The desirable Turkey red of the 19th Century, named after the country where it was developed, was a long dye process using madder that produced a stable, bright red on cotton that barely faded.

It was the best red, until better, quicker synthetic dyes came along, but was expensive due to the many steps required.
7. Amaranth is a tall plant that produces bright red flowers and edible beige grain. There's a red food dye called amaranth, too. The grain is healthful. The healthfulness of the food dye is controversial. How are the plant and dye related?

Answer: the dye was named after the color of the grain flowers, that's all

Amaranth was a name given to an azo (chemical) dye, derived from coal tar or petroleum byproducts. It was/is used to dye food or cosmetics a deep red, as well as leather, paper, and other fibers and resins. It was banned in 1976 in the US by the FDA, which regulates food products, as a suspected carcinogen, but the dye is still used in foods in other countries, and in non-food products everywhere.
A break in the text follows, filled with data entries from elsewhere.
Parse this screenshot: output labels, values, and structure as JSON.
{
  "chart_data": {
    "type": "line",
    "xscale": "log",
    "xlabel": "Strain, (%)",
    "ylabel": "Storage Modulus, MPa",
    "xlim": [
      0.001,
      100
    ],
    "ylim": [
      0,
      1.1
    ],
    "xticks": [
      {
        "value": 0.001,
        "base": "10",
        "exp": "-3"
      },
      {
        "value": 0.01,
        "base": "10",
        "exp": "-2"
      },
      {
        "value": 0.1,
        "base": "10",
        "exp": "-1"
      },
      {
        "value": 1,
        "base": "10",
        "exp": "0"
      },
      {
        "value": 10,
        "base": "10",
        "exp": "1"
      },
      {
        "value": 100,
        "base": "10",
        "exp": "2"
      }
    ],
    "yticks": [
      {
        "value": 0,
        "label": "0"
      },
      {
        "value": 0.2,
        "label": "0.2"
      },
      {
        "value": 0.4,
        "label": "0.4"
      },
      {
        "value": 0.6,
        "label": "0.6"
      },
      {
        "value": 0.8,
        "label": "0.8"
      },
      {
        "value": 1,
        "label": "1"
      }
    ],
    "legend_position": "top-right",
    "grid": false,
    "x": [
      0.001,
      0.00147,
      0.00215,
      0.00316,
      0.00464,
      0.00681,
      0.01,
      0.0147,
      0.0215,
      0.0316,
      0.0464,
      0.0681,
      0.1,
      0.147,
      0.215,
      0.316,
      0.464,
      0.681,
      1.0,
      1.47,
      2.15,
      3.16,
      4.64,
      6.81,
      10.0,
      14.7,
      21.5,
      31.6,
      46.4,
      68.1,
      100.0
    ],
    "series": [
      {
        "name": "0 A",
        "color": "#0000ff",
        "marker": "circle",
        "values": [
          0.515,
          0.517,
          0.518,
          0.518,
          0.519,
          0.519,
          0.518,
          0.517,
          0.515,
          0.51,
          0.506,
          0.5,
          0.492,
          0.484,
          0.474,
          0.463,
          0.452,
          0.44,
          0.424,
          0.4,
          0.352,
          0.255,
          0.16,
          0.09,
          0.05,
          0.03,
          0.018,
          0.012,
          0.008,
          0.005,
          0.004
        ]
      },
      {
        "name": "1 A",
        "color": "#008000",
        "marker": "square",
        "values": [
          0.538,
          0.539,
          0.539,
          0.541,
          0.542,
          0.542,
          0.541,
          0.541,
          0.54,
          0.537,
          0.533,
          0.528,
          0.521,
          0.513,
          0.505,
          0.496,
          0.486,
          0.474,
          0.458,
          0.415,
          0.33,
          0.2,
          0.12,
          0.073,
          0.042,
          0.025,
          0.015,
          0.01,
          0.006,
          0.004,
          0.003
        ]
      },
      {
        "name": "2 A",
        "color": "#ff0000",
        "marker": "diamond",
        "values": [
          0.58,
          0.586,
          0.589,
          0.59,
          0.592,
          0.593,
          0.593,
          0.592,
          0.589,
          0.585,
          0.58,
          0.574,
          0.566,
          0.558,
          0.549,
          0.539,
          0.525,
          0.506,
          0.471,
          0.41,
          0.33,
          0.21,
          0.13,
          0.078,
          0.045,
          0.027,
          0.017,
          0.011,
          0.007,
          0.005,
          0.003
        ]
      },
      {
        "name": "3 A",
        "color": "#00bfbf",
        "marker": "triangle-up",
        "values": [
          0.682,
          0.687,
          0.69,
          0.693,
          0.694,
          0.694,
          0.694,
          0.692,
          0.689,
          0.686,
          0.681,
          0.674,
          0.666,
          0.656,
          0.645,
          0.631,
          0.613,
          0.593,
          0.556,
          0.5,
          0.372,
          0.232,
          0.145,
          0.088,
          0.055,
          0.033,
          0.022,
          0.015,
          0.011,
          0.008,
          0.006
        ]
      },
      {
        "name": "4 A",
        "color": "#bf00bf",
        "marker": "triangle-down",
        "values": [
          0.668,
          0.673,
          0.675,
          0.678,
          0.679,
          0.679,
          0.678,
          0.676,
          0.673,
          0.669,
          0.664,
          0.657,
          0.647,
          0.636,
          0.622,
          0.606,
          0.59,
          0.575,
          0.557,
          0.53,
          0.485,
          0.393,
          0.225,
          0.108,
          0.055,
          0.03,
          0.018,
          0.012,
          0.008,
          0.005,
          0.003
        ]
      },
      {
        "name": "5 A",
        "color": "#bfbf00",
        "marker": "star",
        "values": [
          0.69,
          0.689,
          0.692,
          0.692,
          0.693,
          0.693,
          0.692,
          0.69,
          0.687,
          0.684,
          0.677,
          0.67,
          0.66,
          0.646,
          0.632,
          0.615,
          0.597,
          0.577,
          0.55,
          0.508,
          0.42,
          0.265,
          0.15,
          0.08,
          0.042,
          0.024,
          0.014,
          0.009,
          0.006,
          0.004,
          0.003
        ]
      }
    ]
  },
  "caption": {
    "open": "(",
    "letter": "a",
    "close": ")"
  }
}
The azo dye was named after the dark red berries of the amaranth plant, but has no actual connection to any part of the plant.
8. Cudbear was a purple dye invented by Dr. Cuthbert Gordon of Scotland, who patented the process in 1758 and was soon shipping tons of purple dye from his secret laboratory. What raw material did he use for the dye that people were likin' so much?

Answer: lichen

Orchil lichens were boiled in ammonium carbonate and water, then kept in the room-temperature solution with extra ammonia for several weeks. At the end, the lichen could be dried and ground. Dr. Gordon tried to keep his laboratory and its methods secret, but needed to import lichen from Norway and Sweden at the rate of tons per year, not an operation one could perform too casually. Still, cudbear was an excellent dye, requiring no mordant on silk and wool, and Dr. Gordon received several letters of praise, signed by many businessmen, in the Scots Magazine, September 1776, about the value of cudbear.

The process was independently discovered by a French chemist about the same time also. I tried to offer the clue of likin' (lichen).
9. Delft, the color, wasn't a paint or dye made by the delft pottery folks, but delft pottery was so well known that when people thought of delft, what color did they think of? They were only unhappy when they couldn't get it.

Answer: blue

Delft or delftware was pottery, including tile, named for the nearby city of Delft, Netherlands. It was traditionally made in shades of blue and white. Delft blue became such a well known color that it would be recognized, whether in a painting or dyed on cloth.

The height of delftware began in the 1600s and lasted into the 1700s, though blue and white pottery and tile were so popular, they were made for export by China and Japan, made by the English potters, and are still made. A hint was: unhappy, blue.
10. Shakespeare used the word "incarnadine" in Macbeth to mean making an object a certain color, and the word soon entered the language as a noun meaning that color. What color is "incarnadine" in archaic usage? It's a color important in Macbeth.

Answer: blood red

Shakespeare used "incarnadine" as a verb in "Macbeth" II ii, introducing it into the English language circa 1605. "Incarnadine" was used as a noun to mean blood red, circa 1620, surely derived from Shakespeare's verb. Earlier, "incarnadine" was entering the English language from French or Italian with the meaning of pink or fleshcolor, but that meaning disappeared.